Given that vision is not a likely cue for the beetles, there is evidence that odor itself can protect the carcass from attack. Increasing the age of infection significantly increased the proportion of beetles that did not ever feed on the infected host during the trial (3-day postinfection = 38% of beetles; day 5 = 56% of beetles; day 7 = 67% of beetles; binomial GLM: z = 2.027, df = 1, P = 0.0426). In contrast, only 27.5% of beetles never attacked an uninfected waxworm across all infection stages. However, as the beetles could examine waxworms with their antenna, we could not rule out that some of this avoidance was due to direct chemical assessment, and some due to olfaction. Hence, in the next experiment, we tested the role of olfaction specifically.

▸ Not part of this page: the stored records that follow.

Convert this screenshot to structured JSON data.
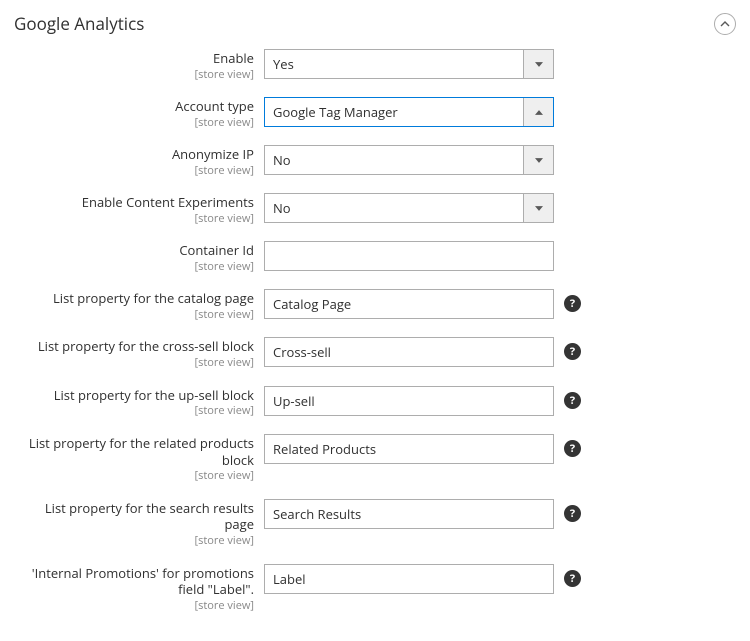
{
  "section": {
    "title": "Google Analytics"
  },
  "scope_text": "[store view]",
  "fields": {
    "enable": {
      "label": "Enable",
      "value": "Yes"
    },
    "account_type": {
      "label": "Account type",
      "value": "Google Tag Manager"
    },
    "anonymize_ip": {
      "label": "Anonymize IP",
      "value": "No"
    },
    "enable_content_experiments": {
      "label": "Enable Content Experiments",
      "value": "No"
    },
    "container_id": {
      "label": "Container Id",
      "value": ""
    },
    "list_catalog": {
      "label": "List property for the catalog page",
      "value": "Catalog Page"
    },
    "list_cross_sell": {
      "label": "List property for the cross-sell block",
      "value": "Cross-sell"
    },
    "list_up_sell": {
      "label": "List property for the up-sell block",
      "value": "Up-sell"
    },
    "list_related": {
      "label": "List property for the related products block",
      "value": "Related Products"
    },
    "list_search": {
      "label": "List property for the search results page",
      "value": "Search Results"
    },
    "internal_promos": {
      "label": "'Internal Promotions' for promotions field \"Label\".",
      "value": "Label"
    }
  }
}
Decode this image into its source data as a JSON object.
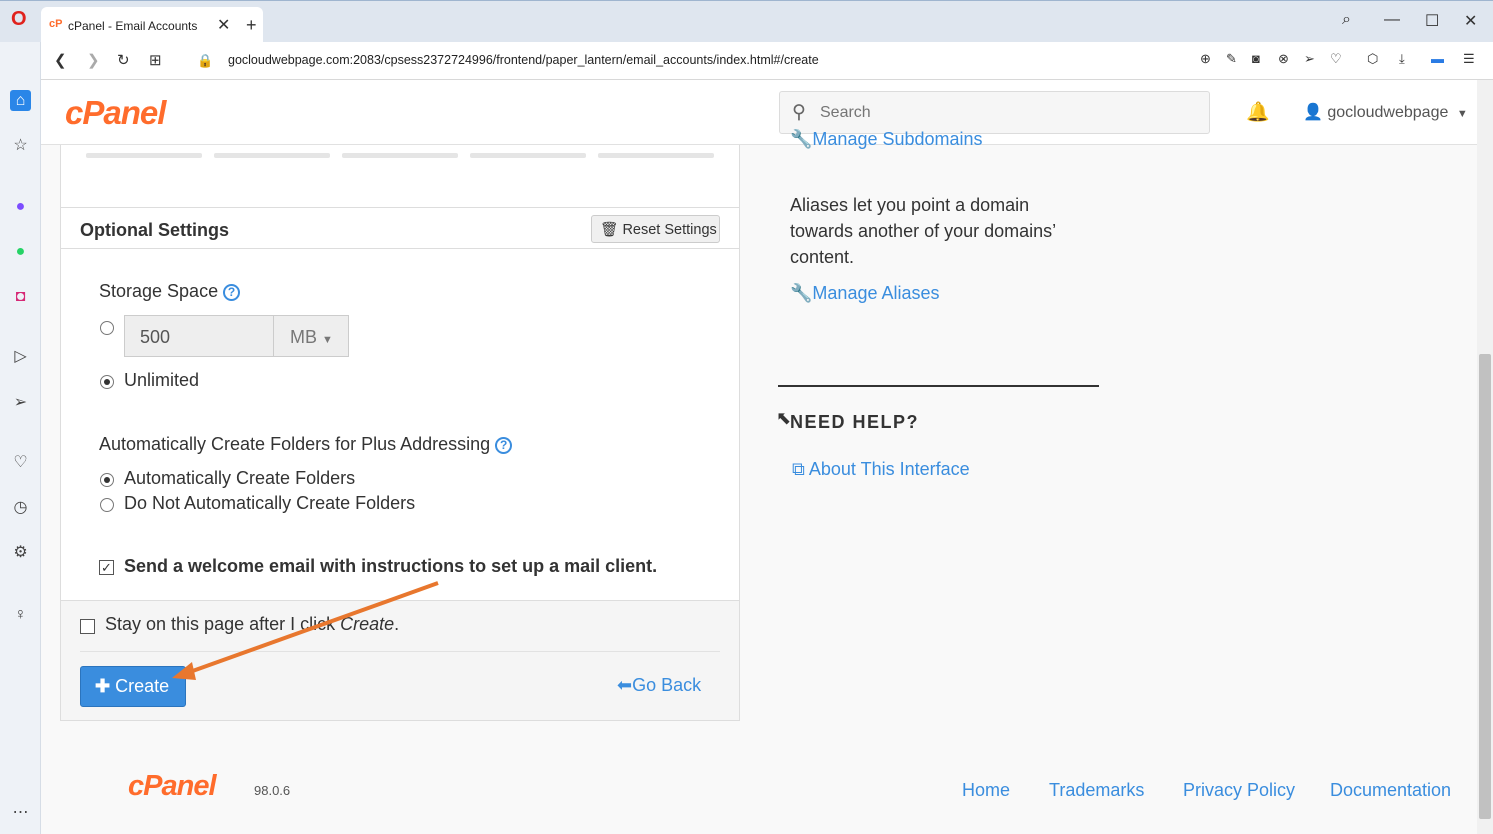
{
  "browser": {
    "tab_title": "cPanel - Email Accounts",
    "url": "gocloudwebpage.com:2083/cpsess2372724996/frontend/paper_lantern/email_accounts/index.html#/create"
  },
  "header": {
    "logo": "cPanel",
    "search_placeholder": "Search",
    "username": "gocloudwebpage"
  },
  "optional_settings": {
    "title": "Optional Settings",
    "reset_label": "Reset Settings",
    "storage": {
      "label": "Storage Space",
      "quota_value": "500",
      "unit": "MB",
      "unlimited_label": "Unlimited"
    },
    "plus_addressing": {
      "label": "Automatically Create Folders for Plus Addressing",
      "option_auto": "Automatically Create Folders",
      "option_no": "Do Not Automatically Create Folders"
    },
    "welcome_email_label": "Send a welcome email with instructions to set up a mail client."
  },
  "actions": {
    "stay_label_prefix": "Stay on this page after I click ",
    "stay_label_em": "Create",
    "stay_label_suffix": ".",
    "create_label": "Create",
    "go_back_label": "Go Back"
  },
  "right_column": {
    "manage_subdomains": "Manage Subdomains",
    "aliases_text": "Aliases let you point a domain towards another of your domains’ content.",
    "manage_aliases": "Manage Aliases",
    "need_help": "NEED HELP?",
    "about_interface": "About This Interface"
  },
  "footer": {
    "logo": "cPanel",
    "version": "98.0.6",
    "links": [
      "Home",
      "Trademarks",
      "Privacy Policy",
      "Documentation"
    ]
  },
  "colors": {
    "accent": "#3a8dde",
    "brand": "#ff6c2c",
    "annotation_arrow": "#e8772e"
  }
}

Finally, in this experiment, there was no significant difference between the number of antennal cleans performed by P. madidus on encountering infected or uninfected waxworms (Supplementary Figure S2; P > 0.05 for days 3, 5, and 7 for both the number of antennal cleans [day 3; P = 0.750, day 5; P = 0.734, day 7; P = 0.852] and antennal cleans per se [present or absent] [day 3; P = 0.639, day 5; P = 0.714, day 7; P = 0.208]). Furthermore, there was no effect of beetle sex on the number of antennal cleans performed. However, there was a significant negative effect of beetle weight on the number of antennal cleans performed when beetles were exposed to day 7 postinfection either infected or uninfected waxworms (F 1,26 = 4.609, P = 0.041), so that bigger beetles made fewer cleans than smaller beetles.

There were only 6 episodes of mandibular cleaning (beetles utilizing their front tarsi to “wipe” their mandibles) during the day 3 postinfection experiments, 13 during the day 5 postinfection experiments, and 4 during the day 7 postinfection experiments. The time spent mandibular cleaning ranged from 2 to 83s, and the majority of episodes were observed in P. madidus that were trialed with infected waxworms.

EXPERIMENT 2: IS THERE OLFACTORY PROTECTION OF INFECTED WAXWORMS?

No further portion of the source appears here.